Locked design for wave 1 of cluster security hardening. Plan only — implementation lives in beads code-8ywc and follow-up commits. Captures: - security.md: Kyverno policy table updated (Audit → Enforce planned for the four security policies with the 31-namespace exclude list). New section "Audit Logging & Anomaly Detection" detailing the K8s API audit policy, Vault audit device + X-Forwarded-For trust, source-IP anomaly rules (K9, V7, S1), and the rejected-canary-tokens / rejected-K1 rationales. New section "NetworkPolicy Default-Deny Egress" describing the observe-then-enforce (γ) approach for tier 3+4. - monitoring.md: new "Security Alerts (Wave 1)" section listing the 16 rules (K2-K9, V1-V7, S1) and the Loki ruler → Alertmanager → #security routing path. - runbooks/security-incident.md (new): per-alert response playbook with LogQL queries, action steps, false-positive triage, and SEV1 escalation. - .claude/CLAUDE.md: new "Security Posture" section summarising the locked decisions: identity allowlist is me@viktorbarzin.me ONLY, source-IP allowlist CIDRs, no public-IP access policy, rationale for not adopting canary tokens. Co-Authored-By: Claude Opus 4.7 <noreply@anthropic.com>
8.9 KiB
Security Incident Response
What to do when a wave-1 security alert fires. Each alert links to a Loki query for investigation and concrete remediation steps.
Status: planned, not yet implemented. Beads epic: code-8ywc. This runbook is the response playbook for when wave 1 ships.
General workflow
- Acknowledge in Alertmanager. Silence only after triage starts.
- Pull context from Loki (queries below). Get the actor, source IP, timestamp.
- Decide: real or false-positive? Use the "false-positive cases" notes below.
- If real: revoke credentials (Vault token revoke, K8s SA token rotate, SSH key remove, OIDC session invalidate), then post-mortem.

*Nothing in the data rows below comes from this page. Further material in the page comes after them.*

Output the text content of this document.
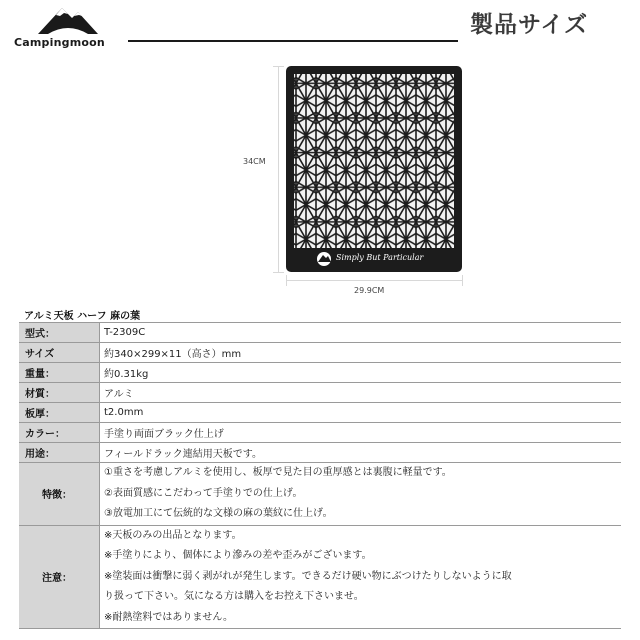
Campingmoon
製品サイズ
34CM
Simply But Particular
29.9CM
アルミ天板 ハーフ 麻の葉
型式：	T-2309C
サイズ	約340×299×11（高さ）mm
重量：	約0.31kg
材質：	アルミ
板厚：	t2.0mm
カラー：	手塗り両面ブラック仕上げ
用途：	フィールドラック連結用天板です。
特徴：	①重さを考慮しアルミを使用し、板厚で見た目の重厚感とは裏腹に軽量です。
②表面質感にこだわって手塗りでの仕上げ。
③放電加工にて伝統的な文様の麻の葉紋に仕上げ。

注意：	※天板のみの出品となります。
※手塗りにより、個体により滲みの差や歪みがございます。
※塗装面は衝撃に弱く剥がれが発生します。できるだけ硬い物にぶつけたりしないように取
り扱って下さい。気になる方は購入をお控え下さいませ。
※耐熱塗料ではありません。
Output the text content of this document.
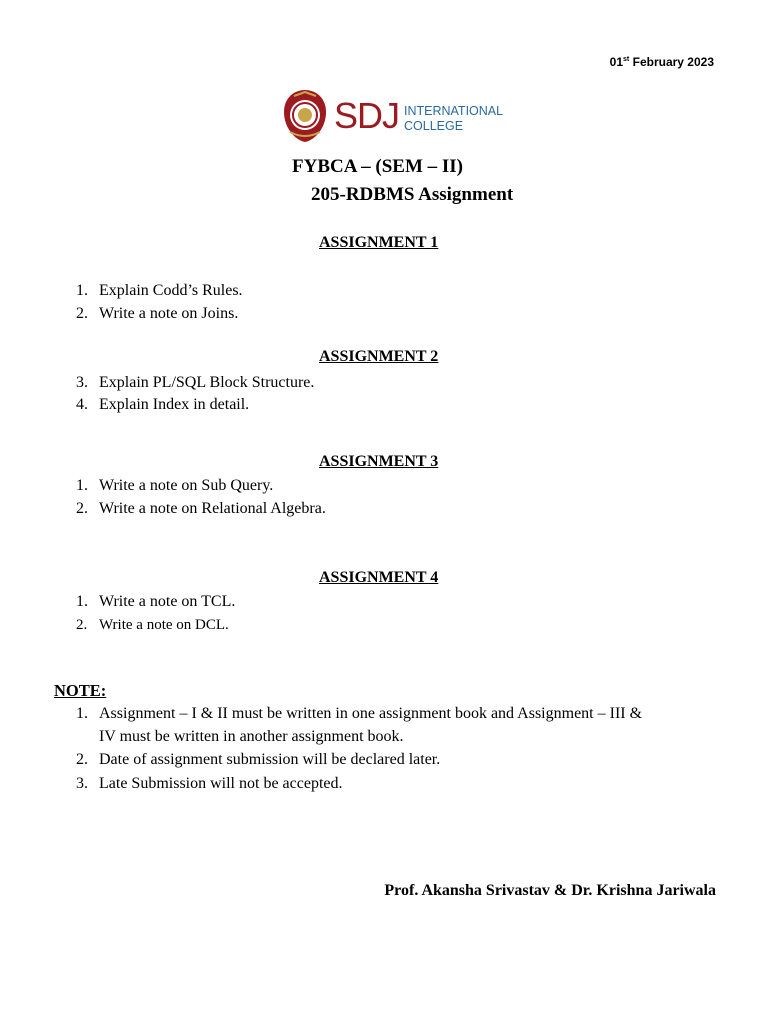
01st February 2023
SDJ INTERNATIONAL
COLLEGE
FYBCA – (SEM – II)
205-RDBMS Assignment
ASSIGNMENT 1
1. Explain Codd’s Rules.
2. Write a note on Joins.
ASSIGNMENT 2
3. Explain PL/SQL Block Structure.
4. Explain Index in detail.
ASSIGNMENT 3
1. Write a note on Sub Query.
2. Write a note on Relational Algebra.
ASSIGNMENT 4
1. Write a note on TCL.
2. Write a note on DCL.
NOTE:
1. Assignment – I & II must be written in one assignment book and Assignment – III &
IV must be written in another assignment book.
2. Date of assignment submission will be declared later.
3. Late Submission will not be accepted.
Prof. Akansha Srivastav & Dr. Krishna Jariwala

- If false-positive: tune the alert (extend allowlist, refine LogQL query).
Allowlist CIDRs
All source-IP-based alerts (K2, K9, V7, S1) reference this list. Update in one place: Terraform variable security_source_ip_allowlist in stacks/monitoring.
10.0.20.0/22— VLAN 20 (cluster + main LAN)192.168.1.0/24— Proxmox + Sofia LAN- K8s pod CIDR (verify at implementation time)
- K8s service CIDR
- Headscale tailnet
Anything outside = alert. No public-IP exceptions.
Viktor's identity
me@viktorbarzin.me is the ONLY allowlisted human identity. NOT viktor@viktorbarzin.me. NOT emo@viktorbarzin.me. emo's identity scheme is separate and must be added explicitly if/when needed.
K-alerts (K8s API audit)
K2 — ServiceAccount token used from outside cluster
Meaning: A K8s ServiceAccount token authenticated a request whose sourceIPs[0] is not in the pod CIDR or trusted LAN. Stolen SA token used externally.
{job="kube-audit"} | json | user_username =~ "system:serviceaccount:.*" | sourceIPs_0 !~ "10\\.0\\.20\\..*|192\\.168\\.1\\..*"
Action: Identify the SA. Rotate its token (kubectl delete secret <sa-token-name> if old-style, or recreate the SA if projected token). Audit the SA's permissions and tighten.
False positives: Pod-to-apiserver traffic that egresses and re-enters via NodePort/LB (rare). Investigate the originating workload.
K3 — Secret read in sensitive namespace by unexpected actor
Meaning: A Secret in vault, sealed-secrets, or external-secrets namespace was read by an SA NOT in the allowlist (ESO controller, sealed-secrets controller, Vault SA, me@viktorbarzin.me).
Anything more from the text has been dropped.